Gail A. Shade, M.A. LLC
WV Licensed Professional Counselor
WV Licensed Social Worker

(304) 258-5353
NOTICE OF PRIVACY PRACTICES

 

THIS NOTICE DESCRIBES HOW MEDICAL INFORMATION ABOUT YOU MAY BE USED AND DISCLOSED AND HOW YOU CAN GET ACCESS TO THIS INFORMATION. PLEASE REVIEW IT CAREFULLY.

 

My Commitment to Your Privacy

 

My practice is dedicated to maintaining the privacy of your personal information. We are required also by law to do this. These laws are complicated, but we must provide you with this important information. This notice is a shorter version of the full, legally required Notice of Privacy Practices (NPP). This complete document is in the waiting area if you choose to review it. We cannot cover all possible situations so please talk with me about any questions or problems.

 

By signing and agreeing to the Informed Consent, you are authorizing me to share certain information with other people in order to provide you with treatment, to arrange payment for my services or for some other business activities, which are called, in the law, health care operations. Please note that this information is very specific. After you have read this NPP, I will ask you to sign a Consent Form to let me use and share this information. If you do not consent and sign this form, I cannot treat you.

 

If I want to use or disclose (send, share, release) your Information for any other purposes I will discuss this with you and ask you to sign a specific authorization for the release of your PHI. I will never use or disclose your PHI for marketing purposes or for any sale of such information.

 

There are some instances, as described in the Informed Consent, when personal information must be divulged: 1) If I suspect that you may do harm to yourself or others, I will share information with a person or organization who is able to help prevent or reduce the threat; 2) If you tell me, or suspect, abuse or molestation to a child, elderly or disabled person; 3) If you choose to waive your right to privacy by written or verbal authorization; or 4) an Order by the Court.

 

Your Rights Regarding Your Health Information

 

  1. You can ask me to communicate with you about your mental health and related issues in a particular way or at a certain place.

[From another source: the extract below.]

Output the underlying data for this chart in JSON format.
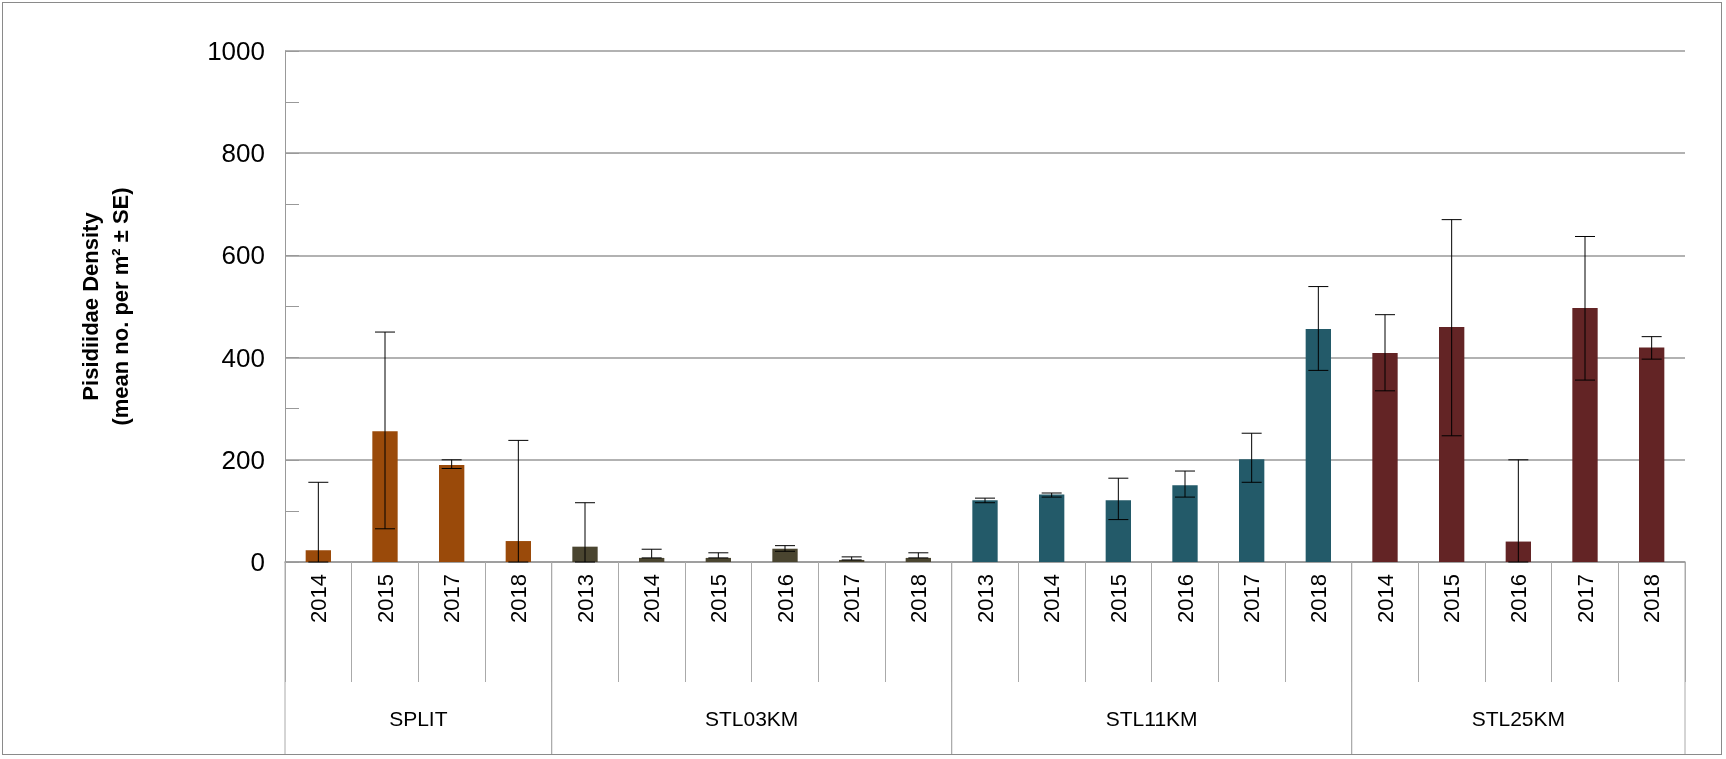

For example, you can ask me to call you at home and not at work to schedule or cancel an appointment. This is indicated on the Client Information Sheet that you filled out. I will try my best to do as you ask.

  2. You have the right to ask about information that we have about you in your file. We do not store your records electronically at this time. Access to your psychotherapy sessions notes will only be disclosed at our discretion. In some cases, a summary letter of your treatment may be more acceptable. Your psychotherapy notes may be released to the appropriate licensing board in response to a complaint that has been filed against the practice.
  3. If you believe the information in your records is incorrect or incomplete, you can ask me to make some kinds of changes (called amending) to your mental health information. You have to make this request in writing. You must tell me the reasons you want to make the changes. Changes are made at my professional discretion.

  4. I do dictate psychotherapy notes electronically. These notes are transcribed and returned to my computer electronically. All transmissions, both outbound and inbound are encrypted.
  5. We currently do the majority of our insurance billing electronically. We use the government required standards for PCI compliance at all times.

    In regard to the insurance billing and information, you as the client do have the right to restrict certain information to your health care plans where you have paid out-of-pocket. We will not release this information unless you specifically tell us to do so.

  6. At this time, we do not correspond with clients through email. In the event that we would agree to accept emails, it would be for informational purposes only, e.g. receipt of letters, legal documents, etc. In most cases this email may not be encrypted. As a result, the information contained in the email could be at risk. We do accept fax that come directly to my desk.

  7. In the event that any of your PHI has been compromised, you will be notified of such risk and to what degree, e.g., burglary, hacking, etc. We take great precaution to protect all PHI.

    You have the right to file a complaint if you believe your privacy has been violated. You can file a complaint with me and with the Secretary of the Department of Health and Human Services. All complaints must be in writing.

  8. You have a right to a copy of this notice.